Modernism is any and all attempt to give shape, form, and image to that modern world. It is, if you will the self-consciousness of modernity. It seeks to represent modernity either in its effects or in its essence, and therein lies a first distinction, namely between those modernisms that tend towards the fetishization of what we as humans make, idealizing what is new and what is possible, and those modernisms that seek to make the very notion of the new, change, the human-made, and the artificial into something we can experience.

However convenient such a dialectic might be, further fissures are evident in modernism. An artist can see her work as the creation of a critical answer to modernity, a perversion that through that very action makes modernity visible, a contrast to what is going on around her, or a reaction against that modern world. Modernism can try to be of the moment, thus tending towards its own ephemerality, but it also can be –and more often than not is– either historical or teleological. One of the hallmarks of modernism is the continual invention of new ways to make modernist artifacts. This is of its essence, as the nature of the world we have made for ourselves is, in its totality, its reflexiveness, and its mutability, not something I believe you can fully represent. Every modernist attempt is a promise towards the realization of modernity (even when it is a reaction against it), not its fulfillment.

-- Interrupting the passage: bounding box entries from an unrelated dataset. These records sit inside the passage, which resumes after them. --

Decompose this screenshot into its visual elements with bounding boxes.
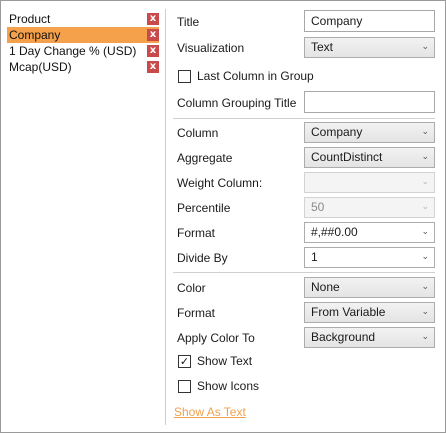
show-icons-label: Show Icons [197, 379, 260, 393]
color-label: Color [177, 281, 206, 295]
title-input[interactable]: Company [304, 10, 435, 32]
column-grouping-title-input[interactable] [304, 91, 435, 113]
percentile-label: Percentile [177, 201, 231, 215]
section-divider [173, 272, 435, 273]
checkbox-box[interactable]: ✓ [178, 355, 191, 368]
remove-x-icon: x [149, 45, 157, 56]
column-grouping-title-label: Column Grouping Title [177, 96, 297, 110]
apply-color-to-value: Background [311, 330, 376, 344]
title-label: Title [177, 15, 200, 29]
column-list-item-company[interactable]: Company x [7, 27, 159, 43]
remove-x-icon: x [149, 29, 157, 40]
color-format-label: Format [177, 306, 216, 320]
format-value: #,##0.00 [311, 225, 358, 239]
column-select[interactable]: Company ⌄ [304, 122, 435, 143]
remove-column-button[interactable]: x [147, 13, 159, 25]
color-select[interactable]: None ⌄ [304, 277, 435, 298]
percentile-value: 50 [311, 200, 325, 214]
column-label: 1 Day Change % (USD) [9, 44, 137, 58]
remove-column-button[interactable]: x [147, 45, 159, 57]
chevron-down-icon: ⌄ [421, 252, 429, 262]
apply-color-to-select[interactable]: Background ⌄ [304, 327, 435, 348]
column-list: Product x Company x 1 Day Change % (USD)… [7, 11, 159, 75]
column-label: Column [177, 126, 219, 140]
column-label: Product [9, 12, 51, 26]
format-select[interactable]: #,##0.00 ⌄ [304, 222, 435, 243]
chevron-down-icon: ⌄ [421, 177, 429, 187]
visualization-label: Visualization [177, 41, 245, 55]
color-format-select[interactable]: From Variable ⌄ [304, 302, 435, 323]
aggregate-select[interactable]: CountDistinct ⌄ [304, 147, 435, 168]
color-value: None [311, 280, 340, 294]
chevron-down-icon: ⌄ [421, 152, 429, 162]
last-column-in-group-label: Last Column in Group [197, 69, 314, 83]
chevron-down-icon: ⌄ [421, 307, 429, 317]
column-list-item-1-day-change[interactable]: 1 Day Change % (USD) x [7, 43, 159, 59]
vertical-divider [165, 9, 166, 425]
show-text-label: Show Text [197, 354, 253, 368]
chevron-down-icon: ⌄ [421, 282, 429, 292]
section-divider [173, 118, 435, 119]
remove-x-icon: x [149, 13, 157, 24]
chevron-down-icon: ⌄ [421, 227, 429, 237]
divide-by-value: 1 [311, 250, 318, 264]
visualization-select[interactable]: Text ⌄ [304, 37, 435, 58]
visualization-value: Text [311, 40, 334, 54]
aggregate-label: Aggregate [177, 151, 233, 165]
column-label: Mcap(USD) [9, 60, 72, 74]
chevron-down-icon: ⌄ [421, 332, 429, 342]
divide-by-select[interactable]: 1 ⌄ [304, 247, 435, 268]
chevron-down-icon: ⌄ [421, 42, 429, 52]
weight-column-select: ⌄ [304, 172, 435, 193]
remove-x-icon: x [149, 61, 157, 72]
aggregate-value: CountDistinct [311, 150, 383, 164]
column-list-item-product[interactable]: Product x [7, 11, 159, 27]
divide-by-label: Divide By [177, 251, 228, 265]
checkmark-icon: ✓ [179, 355, 190, 368]
color-format-value: From Variable [311, 305, 386, 319]
column-value: Company [311, 125, 363, 139]
remove-column-button[interactable]: x [147, 29, 159, 41]
column-list-item-mcap[interactable]: Mcap(USD) x [7, 59, 159, 75]
show-as-text-link[interactable]: Show As Text [174, 405, 246, 419]
weight-column-label: Weight Column: [177, 176, 263, 190]
remove-column-button[interactable]: x [147, 61, 159, 73]
checkbox-box[interactable] [178, 70, 191, 83]
chevron-down-icon: ⌄ [421, 127, 429, 137]
percentile-select: 50 ⌄ [304, 197, 435, 218]
chevron-down-icon: ⌄ [421, 202, 429, 212]
format-label: Format [177, 226, 216, 240]
column-label: Company [9, 28, 61, 42]
column-settings-panel: Product x Company x 1 Day Change % (USD)… [0, 0, 446, 433]
checkbox-box[interactable] [178, 380, 191, 393]
apply-color-to-label: Apply Color To [177, 331, 255, 345]
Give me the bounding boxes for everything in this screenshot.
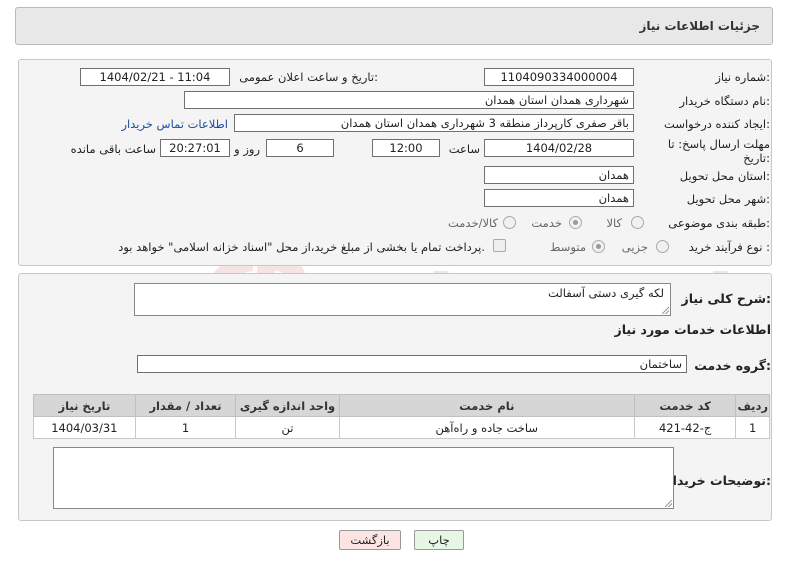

I realize these abstractions are of little use when you are trying to figure out what is modernist, let alone contemporary. The latter terms has become necessary because modernism by now has such a venerable tradition, having produced a trove of cultural artifacts stretching back several centuries and ranging across the arts, literature, and the furthest reaches of cultural production, that we need it to distinguish and define what is being made now. Contemporary art, in other words, is a subcategory of modernism. What is important for me to point out is that neither modernism nor contemporary art are a style: they describes modes of working or behaving. The only way not to be modernist is to lock yourself up in the woods like a hermit. Not to be contemporary is even more difficult: he only way not to be contemporary is to elevate yourself into some sort of Zen state where you are beyond the here and now.

Certainly I have preferences or biases for certain kinds of modernism. I think that turning away from our modern world is not particularly useful. As somebody who always asks questions and wants to know more, I am interested in those modernisms that seek for and represent the essence of modernity. I feel drawn to work that comes together out of the bits and pieces our modern world has produced, as I think that its fragments allow us to reimagine other wholes, the signs of use mark them with humanity, and the result –collage or assemblage—has an inherent contingency that seems appropriate to the very notion of modernity. Finally, I have a soft spot for that art that reveled in modernity, seeing it as something glorious, progressive, and always improving our lot. It is hard to be modernist today without being cynical, but that does not make me wish we could not be that full of belief in the now and its future, and so I love the art that was.

There is no wrong or right modernism or contemporary art. There is good and bad art –but that is a whole other discussion. As long as you realize –in both senses of the word—that you live in the here and now, you are a modernist.

I would add only one note of caution: now that we seem to be drowning, both in the displacement of water we have caused through our very rush to build our modern world and in the stuff we have made in the modern era, the making of something new, not just in intent or appearance, but as a thing, is something we should all question.